Marc Pataut
Marc Pataut est né en 1952 à Aubervilliers où il vit et travaille. Il fit ses études l’Ensba de Paris, puis en 1979 il devint reporter à l’agence Viva. En 1981, il se distancie de cette production spécialisée du reportage afin de privilégier les projets d’enquête documentaire de longue durée. Son travail associe toujours un domaine d’activité, une situation sociale, une histoire et une intervention sur le contexte institutionnel.
 Apartheid, 1987
photographie noir et blanc, 123.5*123.5 cm
collections publiques d’art contemporain du Conseil Général de la Seine Saint-Denis
œuvre photographiée par François Poivret
 
 
 
 

En 1986, il entreprend un travail photographique sur sa propre anatomie qui souligne un apparent dédoublement physique, un dialogue aussi bien entre une forme d’extériorité de l’enveloppe charnelle et son intériorité qu’entre différents éléments d’un corps présenté comme hétérogène.
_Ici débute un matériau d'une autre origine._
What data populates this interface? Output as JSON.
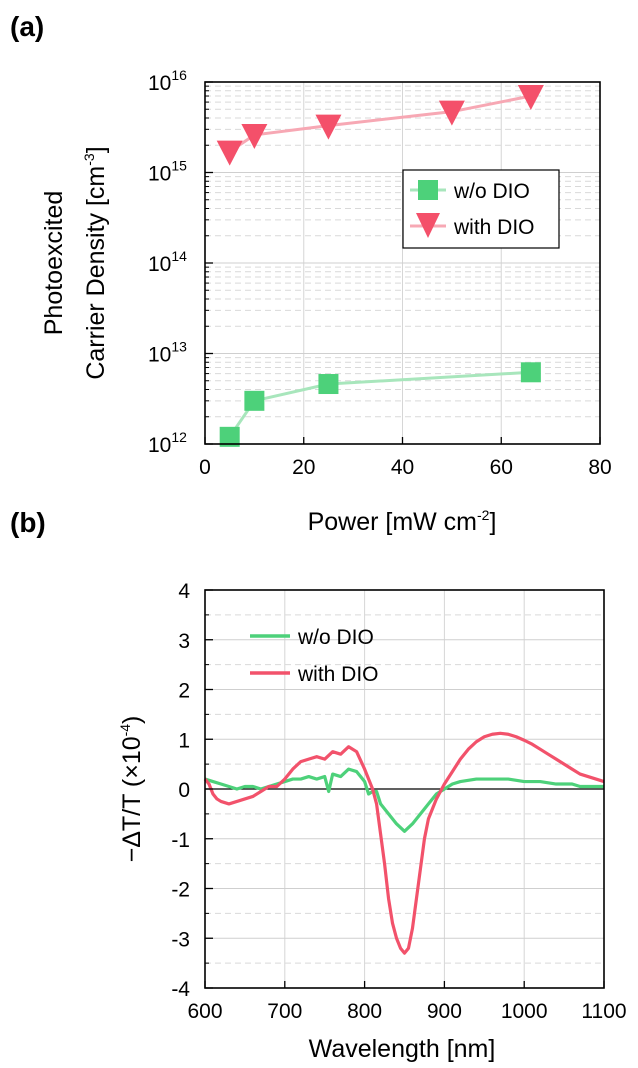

Toute gestualité est absente de cette image d’un corps réduit à l’état d’objet malgré les évidentes forces de pression qu’elle traduit.

Cette image fut sérigraphiée pour être exposée sur les panneaux publicitaires de 4m*3m de la ville du BLANC-MESNIL en Novembre 1988. Ainsi, cette œuvre a dès le départ été démultipliée sur chacun des panneaux ce qui renforce la valeur d’hétérogénéité du corps qu’elle dévoile.


La particularité du point de vue et la pression des chairs esquissent une forme de cannibalisme qui, en évitant l’écueil du premier degré, s’entoure d’une valeur psychologique oppressante.


Outre que le rendu des matières est trop impeccable pour être honnête, cette image a l’inconvénient de reconstruire le partage qu’elle prétend mettre en cause. Tout l’intérêt du travail de Marc Pataut se situe dans le déplacement des qualités de cette dualité. La sphère de l’intime, du personnel s’étend a l’ensemble des corps tout entier, par le biais d’un processus d’appropriation, d’autant plus vif que pour Apartheid, il est son propre modèle.


Dès lors, l’intimité n’est plus cette sphère intérieur auquel elle est généralement identifiée et parfois présentée comme négation du rapport privé/public aboutissant à une mutation de cette dimension privée. Son travail plastique témoigne d’une volonté de poser une question plus générale : en quoi un travail local, intime, peut atteindre une valeur générale, donc une valeur politique.


Cette traduction du rapport au corps enrichit la perception de la matérialité explicitée par les sentences et les œuvres de la collection permanente du musée tout en créant une ouverture vers des situations plus contemporaine : celle politique de l’apartheid et celle du rapport de tout un chacun avec son corps en soulignant les relations entre métaphysique religieuse séculaire et inconscient collectif contemporain.


Le fait que cette œuvre soit placée dans la salle Andrée Jourdain, à proximité des études de nues et des œuvres de Tremorin, Smolinski et Berger n’est évidemment pas anodin et participe ainsi à la création d’un champ lexical visuel de la matière et du vivant.